For us, the way it is implemented is a cause for concern because there will be many differing situations among banks – some choosing to absorb the full impact immediately, and others absorbing the impact only over a much longer period of time. This could create an environment that is not consistent across banks. But I think that the banks have no reason to be concerned because they have been given the possibility to postpone the impact over a time period that is quite generous.
In Portugal, we have banks owned by non-euro area investors from countries such as China or Angola. Could this be a problem for the supervisory authority?
It is the result of globalisation, it would be surprising if there were no investors from these regions in Europe. And it is our job to authorise these operations since November 2014. So, if we authorised them, it is because we analysed the operation and considered that the supervisory requirements had been met.

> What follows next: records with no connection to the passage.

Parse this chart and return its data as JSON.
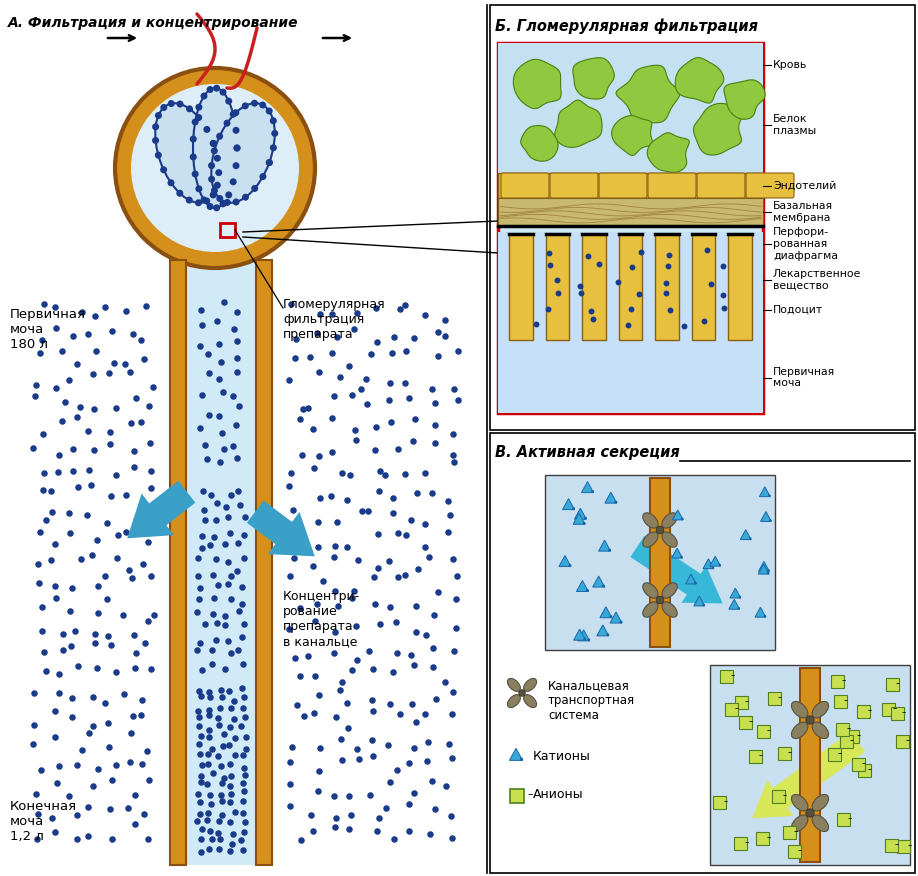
{
  "title_A": "А. Фильтрация и концентрирование",
  "title_B": "Б. Гломерулярная фильтрация",
  "title_C": "В. Активная секреция",
  "label_primary_urine": "Первичная\nмоча\n180 л",
  "label_final_urine": "Конечная\nмоча\n1,2 л",
  "label_glom_filt": "Гломерулярная\nфильтрация\nпрепарата",
  "label_concentr": "Концентри-\nрование\nпрепарата\nв канальце",
  "labels_B": [
    "Кровь",
    "Белок\nплазмы",
    "Эндотелий",
    "Базальная\nмембрана",
    "Перфори-\nрованная\nдиафрагма",
    "Лекарственное\nвещество",
    "Подоцит",
    "Первичная\nмоча"
  ],
  "labels_legend": [
    "Канальцевая\nтранспортная\nсистема",
    "Катионы",
    "Анионы"
  ],
  "bg_color": "#ffffff",
  "orange": "#d4901a",
  "dark_blue": "#1a3a8a",
  "blue_arrow": "#3ba0c8",
  "red_border": "#cc0000",
  "gray_transport": "#8a8060",
  "cyan_arrow": "#30b0d0",
  "yellow_arrow": "#d8e050"
}
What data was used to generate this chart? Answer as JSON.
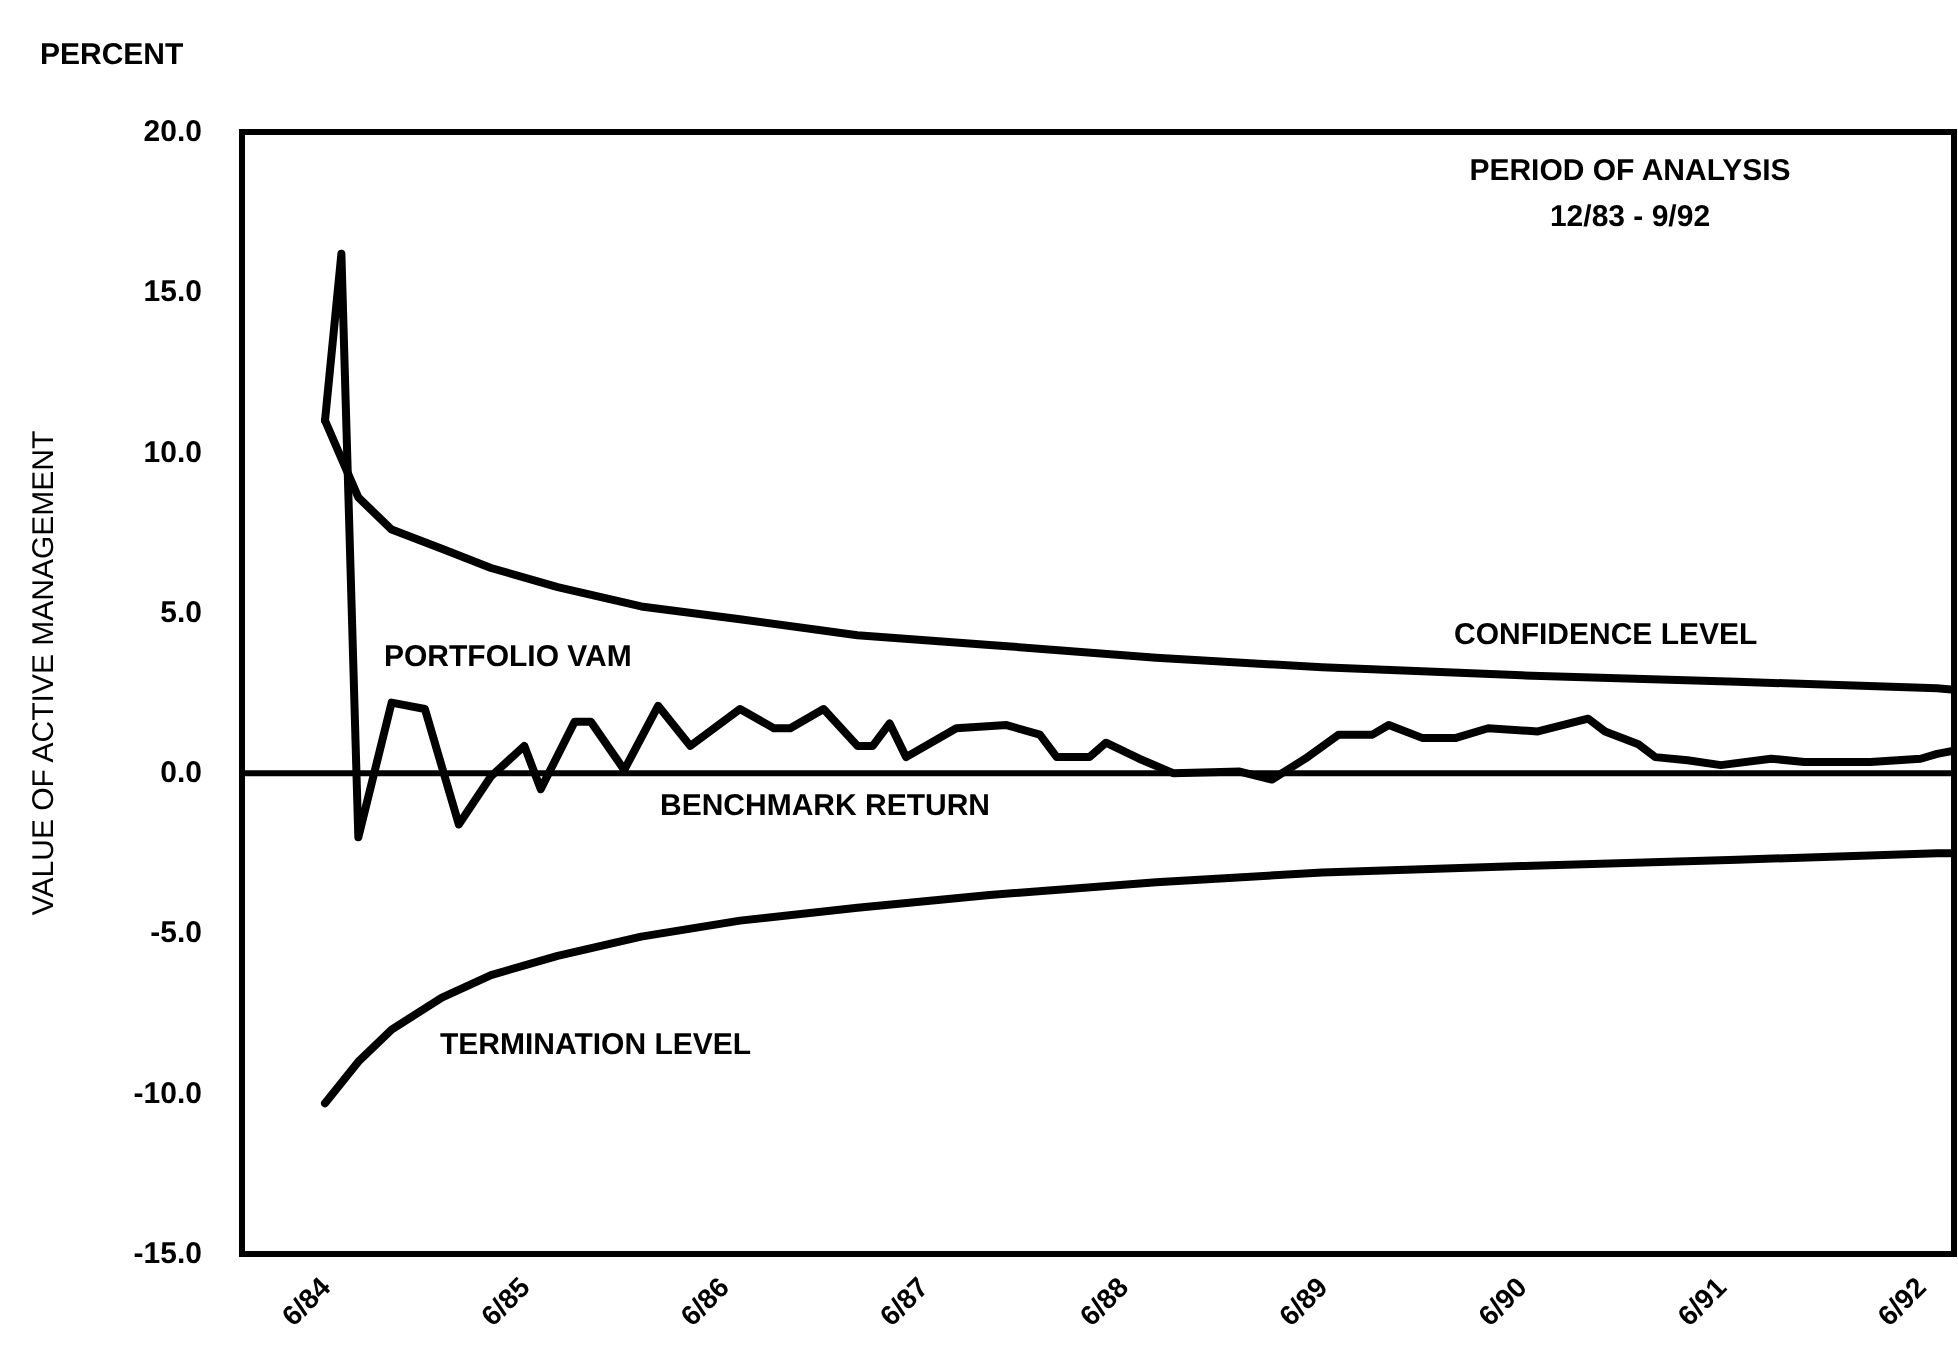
{
  "chart_data": {
    "type": "line",
    "ylabel": "VALUE OF ACTIVE MANAGEMENT",
    "annotations": [
      "PERCENT",
      "PERIOD OF ANALYSIS",
      "12/83 - 9/92"
    ],
    "xlim": [
      "1984-01",
      "1992-08"
    ],
    "xticks": [
      {
        "value": "1984-06",
        "label": "6/84"
      },
      {
        "value": "1985-06",
        "label": "6/85"
      },
      {
        "value": "1986-06",
        "label": "6/86"
      },
      {
        "value": "1987-06",
        "label": "6/87"
      },
      {
        "value": "1988-06",
        "label": "6/88"
      },
      {
        "value": "1989-06",
        "label": "6/89"
      },
      {
        "value": "1990-06",
        "label": "6/90"
      },
      {
        "value": "1991-06",
        "label": "6/91"
      },
      {
        "value": "1992-06",
        "label": "6/92"
      }
    ],
    "ylim": [
      -15,
      20
    ],
    "yticks": [
      {
        "value": 20,
        "label": "20.0"
      },
      {
        "value": 15,
        "label": "15.0"
      },
      {
        "value": 10,
        "label": "10.0"
      },
      {
        "value": 5,
        "label": "5.0"
      },
      {
        "value": 0,
        "label": "0.0"
      },
      {
        "value": -5,
        "label": "-5.0"
      },
      {
        "value": -10,
        "label": "-10.0"
      },
      {
        "value": -15,
        "label": "-15.0"
      }
    ],
    "grid": false,
    "marker": "none",
    "line_style": "solid",
    "ref_lines": [
      {
        "axis": "y",
        "value": 0,
        "label": "BENCHMARK RETURN",
        "color": "#000000"
      }
    ],
    "series": [
      {
        "name": "PORTFOLIO VAM",
        "color": "#000000",
        "x": [
          "1984-06",
          "1984-07",
          "1984-08",
          "1984-10",
          "1984-12",
          "1985-02",
          "1985-04",
          "1985-06",
          "1985-07",
          "1985-09",
          "1985-10",
          "1985-12",
          "1986-02",
          "1986-04",
          "1986-07",
          "1986-09",
          "1986-10",
          "1986-12",
          "1987-02",
          "1987-03",
          "1987-04",
          "1987-05",
          "1987-08",
          "1987-11",
          "1988-01",
          "1988-02",
          "1988-04",
          "1988-05",
          "1988-07",
          "1988-09",
          "1989-01",
          "1989-03",
          "1989-05",
          "1989-07",
          "1989-09",
          "1989-10",
          "1989-12",
          "1990-02",
          "1990-04",
          "1990-07",
          "1990-10",
          "1990-11",
          "1991-01",
          "1991-02",
          "1991-04",
          "1991-06",
          "1991-09",
          "1991-11",
          "1992-03",
          "1992-06",
          "1992-07",
          "1992-08"
        ],
        "values": [
          11,
          16.2,
          -2,
          2.2,
          2,
          -1.6,
          -0.1,
          0.85,
          -0.5,
          1.6,
          1.6,
          0.1,
          2.1,
          0.85,
          2,
          1.4,
          1.4,
          2,
          0.85,
          0.85,
          1.55,
          0.5,
          1.4,
          1.5,
          1.2,
          0.5,
          0.5,
          0.95,
          0.45,
          0,
          0.05,
          -0.2,
          0.45,
          1.2,
          1.2,
          1.5,
          1.1,
          1.1,
          1.4,
          1.3,
          1.7,
          1.3,
          0.9,
          0.5,
          0.4,
          0.25,
          0.45,
          0.35,
          0.35,
          0.45,
          0.6,
          0.7
        ]
      },
      {
        "name": "CONFIDENCE LEVEL",
        "color": "#000000",
        "x": [
          "1984-06",
          "1984-08",
          "1984-10",
          "1985-01",
          "1985-04",
          "1985-08",
          "1986-01",
          "1986-07",
          "1987-02",
          "1987-10",
          "1988-08",
          "1989-06",
          "1990-06",
          "1991-07",
          "1992-07",
          "1992-08"
        ],
        "values": [
          11,
          8.6,
          7.6,
          7,
          6.4,
          5.8,
          5.2,
          4.8,
          4.3,
          4,
          3.6,
          3.3,
          3.05,
          2.85,
          2.65,
          2.6
        ]
      },
      {
        "name": "TERMINATION LEVEL",
        "color": "#000000",
        "x": [
          "1984-06",
          "1984-08",
          "1984-10",
          "1985-01",
          "1985-04",
          "1985-08",
          "1986-01",
          "1986-07",
          "1987-02",
          "1987-10",
          "1988-08",
          "1989-06",
          "1990-06",
          "1991-07",
          "1992-07",
          "1992-08"
        ],
        "values": [
          -10.3,
          -9,
          -8,
          -7,
          -6.3,
          -5.7,
          -5.1,
          -4.6,
          -4.2,
          -3.8,
          -3.4,
          -3.1,
          -2.9,
          -2.7,
          -2.5,
          -2.5
        ]
      }
    ]
  }
}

How important is it for certain banking sectors, like the Portuguese banking sector, for banking union to be completed?
What is missing is the common European deposit insurance scheme. It is important to complete banking union so that it can be viewed as a single jurisdiction. It is important for European citizens that the insurance for their deposits should be the same, irrespective of the country. And it will allow more cross-border mergers.
Are you optimistic that it will soon be completed?
Yes, I am optimistic that it will be completed. As to whether it will be soon, I can only hope so. There is a difference between hoping it will happen and it actually happening. Currently the European Commission is launching proposals for discussion, which is very positive. But we must keep in mind that the final goal is a truly European Deposit Insurance Scheme. If we make progress, but towards a lesser goal, this would be a concern. I notice some countries saying that this has to happen in parallel with risk reduction, and non-performing loans are precisely the problem that has to be addressed.
And what about Brexit?
I can confirm that we are ready to receive banks or investment companies that want to relocate to the euro area. We have to be ready, it is not an option. We also want the national supervisory authorities of the countries to which these institutions move, to be ready too, recruiting supervisors for this additional task. And I think that Brexit offers us a good opportunity to think about how international banking groups should be structured. We are the “home supervisors” of several international banks that have their base in the euro area but which operate internationally. With Brexit we will increasingly also be the “host supervisors” of banks that have their headquarters outside Europe. American and Japanese banks for example that operate in Europe because they were authorised in the United Kingdom are now going to have to be authorised somewhere in the euro area.
The SSM does not want to issue licences to banks that only have their name on a building and not much more. If banks want to have a significant balance sheet that will be registered in the euro area, we want to have commensurate risk management and risk committees here. For banks with trading operations, we want them to have some trading and hedging capacities located in the euro area, not necessarily full capacity, but a significant capacity. We are also asking legislators to look at the situation of investment banks. In Europe, the regulation of investment banks is a lighter version of the regulation of banks. And many banks coming from the United Kingdom are investment banks. In the UK, the national legislation permits to have them supervised as if they were banks. We have to be sure now, that these systemic investment banks are going to be supervised as banks in the euro area as well, which requires some changes in the European regulation.